Pavlo Zolotarenko

Personal information
- Full name: Pavlo Olehovych Zolotarenko
- Date of birth: 20 November 1997 (age 27)
- Place of birth: Kremenchuk, Ukraine
- Position(s): Defender / Forward

Youth career
- 2010-2011: Kremin Kremenchuk
- 2011-2012: Molod Poltava
- 2013-2014: Azovstal-2 Mariupol

Senior career*
- Years: Team / Apps / (Gls)
- 2015: Maiak-Yunior Kotelva / 1 / (1)
- 2016: Kolos Dmytrivka / 1 / (0)
- 2019–2020: Kremin-Yunior Kremenchuk / 10 / (0)
- 2020: Kremenchuk / 3 / (0)
- 2022–2022: InterAvto Kremenchuk (futsal) / 18 / (6)

Managerial career
- 2020: Kremenchuk

= Pavlo Zolotarenko =

Ukrainian footballer (born 1997)

Pavlo Olehovych Zolotarenko (Павло Олегович Золотаренко; born 20 November 1997) is a Ukrainian footballer who played as a defender and later as a forward for Ukrainian club Kremenchuk he is also owner and manager of the team.

==Early life==
Pavlo Zolotarenko was born on 20 November 1997, in Kremenchuk, Ukraine. He began his football education with Kremin Kremenchuk Academy.

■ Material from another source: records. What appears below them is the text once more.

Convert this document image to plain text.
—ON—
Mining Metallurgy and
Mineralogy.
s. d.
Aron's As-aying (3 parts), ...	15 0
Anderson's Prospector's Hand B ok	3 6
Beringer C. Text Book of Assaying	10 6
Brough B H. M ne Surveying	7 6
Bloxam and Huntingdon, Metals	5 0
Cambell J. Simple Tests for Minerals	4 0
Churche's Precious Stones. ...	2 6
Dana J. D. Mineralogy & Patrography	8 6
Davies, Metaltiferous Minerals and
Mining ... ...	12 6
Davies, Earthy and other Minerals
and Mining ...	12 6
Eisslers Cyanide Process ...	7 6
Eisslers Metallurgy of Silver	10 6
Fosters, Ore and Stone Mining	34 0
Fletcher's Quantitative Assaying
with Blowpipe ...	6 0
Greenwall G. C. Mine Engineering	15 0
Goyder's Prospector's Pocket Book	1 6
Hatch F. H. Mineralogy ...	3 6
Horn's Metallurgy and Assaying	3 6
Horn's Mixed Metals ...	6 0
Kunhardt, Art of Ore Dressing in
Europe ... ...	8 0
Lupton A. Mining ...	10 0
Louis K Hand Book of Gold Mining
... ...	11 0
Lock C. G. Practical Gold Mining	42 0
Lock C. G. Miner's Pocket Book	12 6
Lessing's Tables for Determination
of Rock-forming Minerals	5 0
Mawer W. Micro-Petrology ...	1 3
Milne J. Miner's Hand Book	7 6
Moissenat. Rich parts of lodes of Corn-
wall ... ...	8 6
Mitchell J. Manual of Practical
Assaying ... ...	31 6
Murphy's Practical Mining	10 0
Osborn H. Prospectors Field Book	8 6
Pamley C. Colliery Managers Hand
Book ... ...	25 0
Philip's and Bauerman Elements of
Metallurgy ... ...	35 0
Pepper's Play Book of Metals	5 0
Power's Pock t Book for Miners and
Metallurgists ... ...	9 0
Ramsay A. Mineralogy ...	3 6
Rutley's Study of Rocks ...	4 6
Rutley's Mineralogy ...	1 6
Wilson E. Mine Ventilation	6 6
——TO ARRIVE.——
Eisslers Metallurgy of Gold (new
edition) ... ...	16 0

Latar joining Molod Poltava and Azovstal-2 Mariupol. In 2014 he trained with SC Poltava. During 2016 and 2017 Zolotarenko played for Metalist-Yunior Kharkiv. He was also a coach there. He was also a coach in FC “Footbik” Kharkiv in 2018. In March 2018 he returned to Kremenchuk where he opened a football school "Ajaxik". Later during the summer a youth school of the FC Kremenchuk was opened.

==Career==
===Kremin-Yunior===
He played as a defender for Kremin-Yunior Kremenchuk during their 2019–20 Ukrainian Football Amateur League season. He made ten appearances in that season before Kremin withdrew from competition.

===Kremenchuk===
Next season FC Kremenchuk owned by Zolotarenko was admitted into 2020 Football Championship of Poltava Oblast. Zolotarenko was the playing manager for the season. Team finished fifth in the Championship and won the Kremenchuk City championship. Team also took part in Mayors cup where they lost in the final.

===Kremin===
During 2021 and 2022 he was Nachalnik Komandy for Ukrainian First League club Kremin Kremenchuk.

Zolotarenko was appointed as club administrator for Kremin-2 Kremenchuk in April 2021.